Polrestabes Medan merekomendasikan penutupan serta pencabutan izin operasional Phantom KTV di Jalan H. Adam Malik, Kecamatan Medan Barat, setelah tempat hiburan malam tersebut terbukti menjadi lokasi peredaran dan penyalahgunaan narkotika.
Rekomendasi itu disampaikan Kapolrestabes Medan, Jean Calvijn Simanjuntak, melalui surat resmi bernomor B/9472/V/RES.4.2./2026 yang dikirimkan kepada Wali Kota Medan tertanggal 25 Mei 2026.
Dalam surat tersebut dijelaskan, Phantom KTV selama ini menimbulkan keresahan masyarakat dan kerap menjadi bahan pengaduan warga. Tempat hiburan malam itu juga viral di media online maupun media sosial karena diduga menjadi lokasi transaksi dan penyalahgunaan narkotika yang berpotensi memicu tindak pidana lainnya.
“Untuk mencegah tidak bertambahnya korban penyalahgunaan narkotika serta potensi terjadinya tindak pidana lainnya, kami merekomendasikan kepada Pemerintah Kota Medan agar menutup dan mencabut izin operasional Phantom KTV demi menjaga keamanan dan ketertiban masyarakat,” ujar Kombes Pol. Dr. Jean Calvijn Simanjuntak.
Pengungkapan kasus bermula pada Sabtu (23/5/2026) sekitar pukul 04.30 WIB. Tim Satresnarkoba Polrestabes Medan melakukan penggerebekan di Phantom KTV dan menangkap seorang karyawan bernama Irvano Rizky Fadillah yang bekerja sebagai cleaning service dan diduga berperan sebagai pengedar serta penjual narkotika.
Dari tangan tersangka, petugas menyita delapan butir pil ekstasi yang diduga hasil transaksi narkotika. Polisi juga memeriksa sejumlah pekerja di lokasi dan menemukan tiga orang karyawan positif menggunakan narkotika, masing-masing dua orang disc jockey (DJ) dan satu orang teknisi.
“Saat ini lokasi sudah dipasang garis polisi atau status quo untuk kepentingan penyelidikan dan penyidikan lebih lanjut,” kata Jean Calvijn Simanjuntak.
Tak berhenti di situ, Satresnarkoba Polrestabes Medan melakukan pengembangan kasus ke sebuah rumah kos di Jalan Danau Singkarak, Kelurahan Sei Agul, Kecamatan Medan Barat, pada hari yang sama sekitar pukul 07.00 WIB.
Dalam pengembangan tersebut, polisi menangkap seorang pria bernama Muhammad Fariz Fauzan yang diduga sebagai bandar pemasok narkotika.
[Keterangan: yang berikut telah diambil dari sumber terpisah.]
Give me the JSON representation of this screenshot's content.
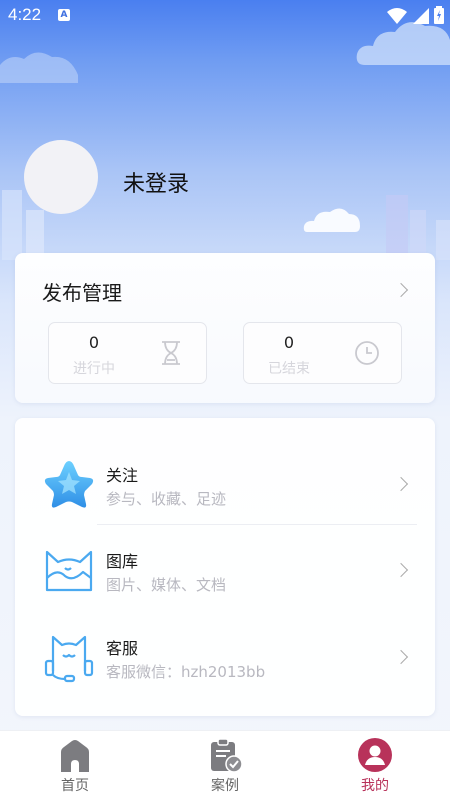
{
  "status_bar": {
    "time": "4:22",
    "badge": "A"
  },
  "profile": {
    "username": "未登录"
  },
  "publish": {
    "title": "发布管理",
    "stats": [
      {
        "count": "0",
        "label": "进行中",
        "icon": "hourglass-icon"
      },
      {
        "count": "0",
        "label": "已结束",
        "icon": "clock-icon"
      }
    ]
  },
  "menu": {
    "items": [
      {
        "title": "关注",
        "subtitle": "参与、收藏、足迹",
        "icon": "star-icon"
      },
      {
        "title": "图库",
        "subtitle": "图片、媒体、文档",
        "icon": "cat-image-icon"
      },
      {
        "title": "客服",
        "subtitle": "客服微信：hzh2013bb",
        "icon": "cat-headset-icon"
      }
    ]
  },
  "tabbar": {
    "tabs": [
      {
        "label": "首页",
        "icon": "home-icon",
        "active": false
      },
      {
        "label": "案例",
        "icon": "clipboard-check-icon",
        "active": false
      },
      {
        "label": "我的",
        "icon": "user-icon",
        "active": true
      }
    ]
  },
  "colors": {
    "active_tab": "#b8325a",
    "header_blue": "#4a7ff0",
    "icon_blue": "#4aa9f0"
  }
}
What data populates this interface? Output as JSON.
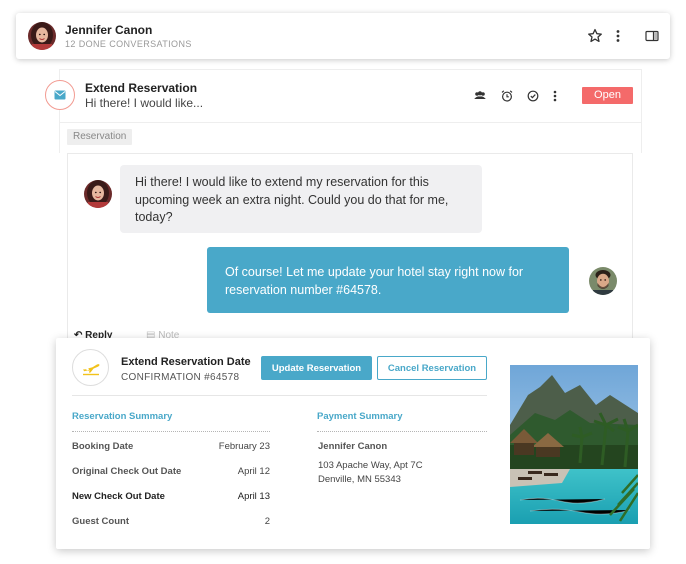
{
  "contact": {
    "name": "Jennifer Canon",
    "subtitle": "12 DONE CONVERSATIONS",
    "icons": [
      "star-icon",
      "more-vertical-icon",
      "side-panel-icon"
    ]
  },
  "conversation": {
    "title": "Extend Reservation",
    "preview": "Hi there! I would like...",
    "status": "Open",
    "tag": "Reservation",
    "icons": [
      "assign-users-icon",
      "alarm-clock-icon",
      "check-circle-icon",
      "more-vertical-icon"
    ]
  },
  "messages": [
    {
      "from": "customer",
      "text": "Hi there! I would like to extend my reservation for this upcoming week an extra night. Could you do that for me, today?"
    },
    {
      "from": "agent",
      "text": "Of course! Let me update your hotel stay right now for reservation number #64578."
    }
  ],
  "composer": {
    "reply_label": "Reply",
    "note_label": "Note"
  },
  "reservation": {
    "title": "Extend Reservation Date",
    "confirmation": "CONFIRMATION #64578",
    "update_button": "Update Reservation",
    "cancel_button": "Cancel Reservation",
    "summary_heading": "Reservation Summary",
    "rows": [
      {
        "label": "Booking Date",
        "value": "February  23"
      },
      {
        "label": "Original Check Out Date",
        "value": "April 12"
      },
      {
        "label": "New Check Out Date",
        "value": "April 13"
      },
      {
        "label": "Guest Count",
        "value": "2"
      }
    ],
    "payment_heading": "Payment Summary",
    "payment_name": "Jennifer Canon",
    "payment_address": [
      "103 Apache Way, Apt 7C",
      "Denville, MN 55343"
    ]
  },
  "colors": {
    "accent": "#49a8c9",
    "status_open": "#f46a6a",
    "mail_ring": "#f29b92",
    "plane": "#f2c21b"
  }
}
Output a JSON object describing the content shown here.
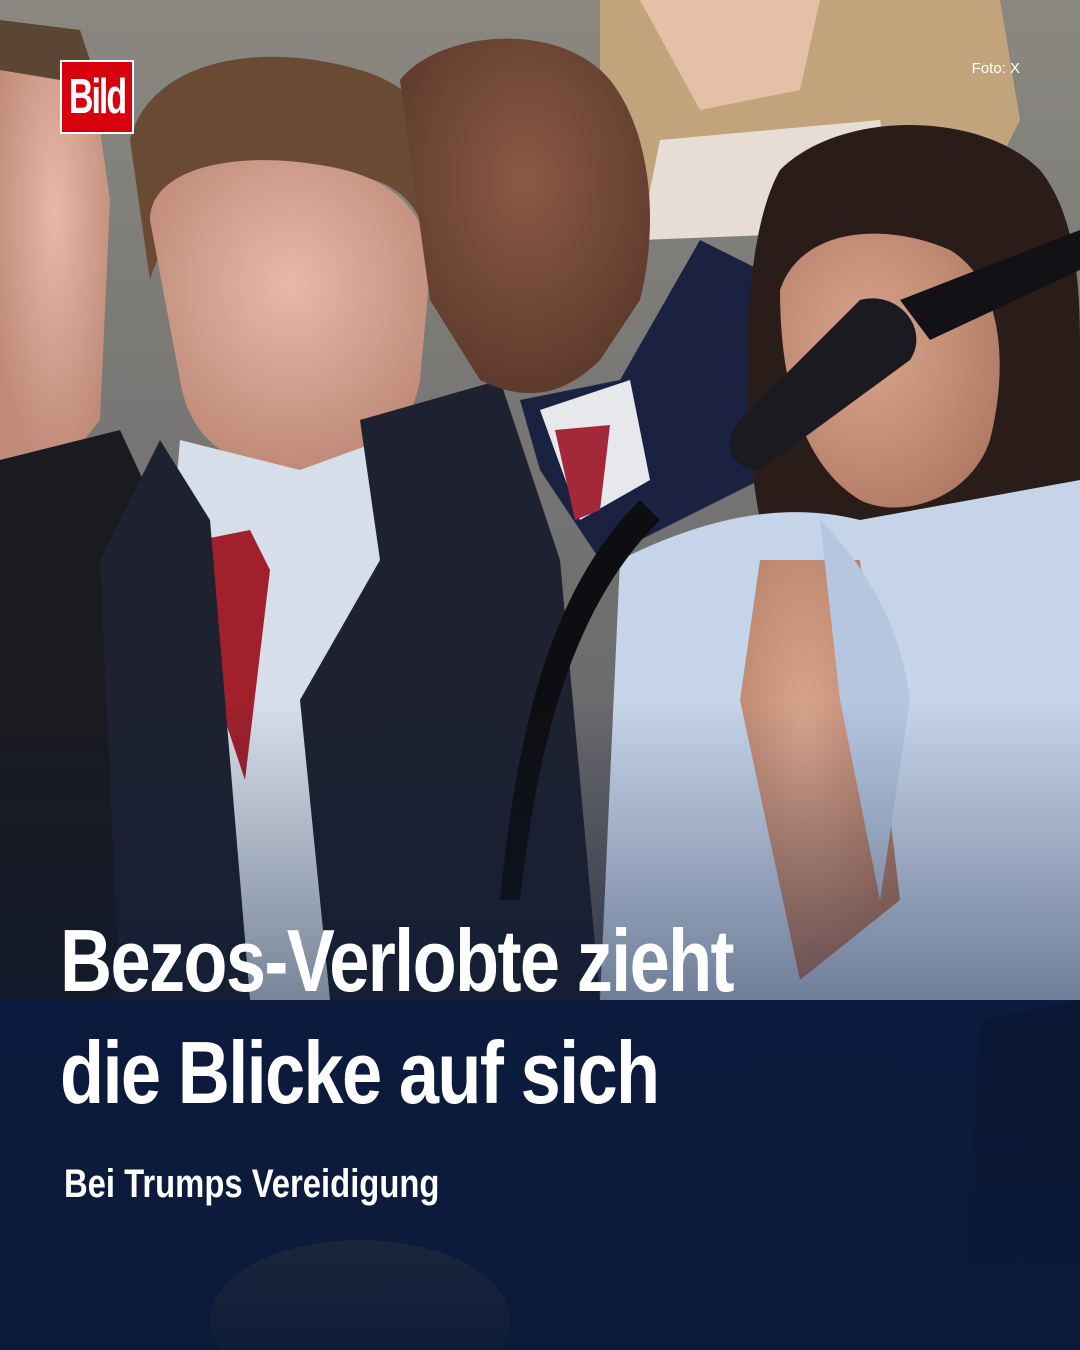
{
  "brand": {
    "logo_text": "Bild",
    "accent_color": "#d9000d"
  },
  "photo_credit": "Foto: X",
  "headline": {
    "line1": "Bezos-Verlobte zieht",
    "line2": "die Blicke auf sich"
  },
  "subheadline": "Bei Trumps Vereidigung",
  "photo": {
    "description_icon": "photo-scene"
  }
}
Dari tersangka, petugas menyita 10 butir pil ekstasi.
Selain itu, polisi turut mengamankan seorang perempuan bernama Della Aprilia dengan barang bukti dua plastik klip berisi ganja. Di lokasi tersebut, dua orang lainnya juga diketahui positif menggunakan narkotika berdasarkan hasil tes urine.
Secara keseluruhan, Satresnarkoba Polrestabes Medan mengamankan dua tersangka dengan total barang bukti 18 butir ekstasi dan menemukan enam orang positif narkoba.
Kapolrestabes Medan menegaskan pihaknya akan terus melakukan tindakan tegas terhadap seluruh bentuk peredaran dan penyalahgunaan narkotika, termasuk yang berkedok tempat hiburan malam.
“Kami tidak akan memberi ruang bagi peredaran narkoba di wilayah hukum Polrestabes Medan. Tempat hiburan yang terbukti menjadi lokasi transaksi maupun penyalahgunaan narkotika akan ditindak sesuai hukum yang berlaku,” tegasnya.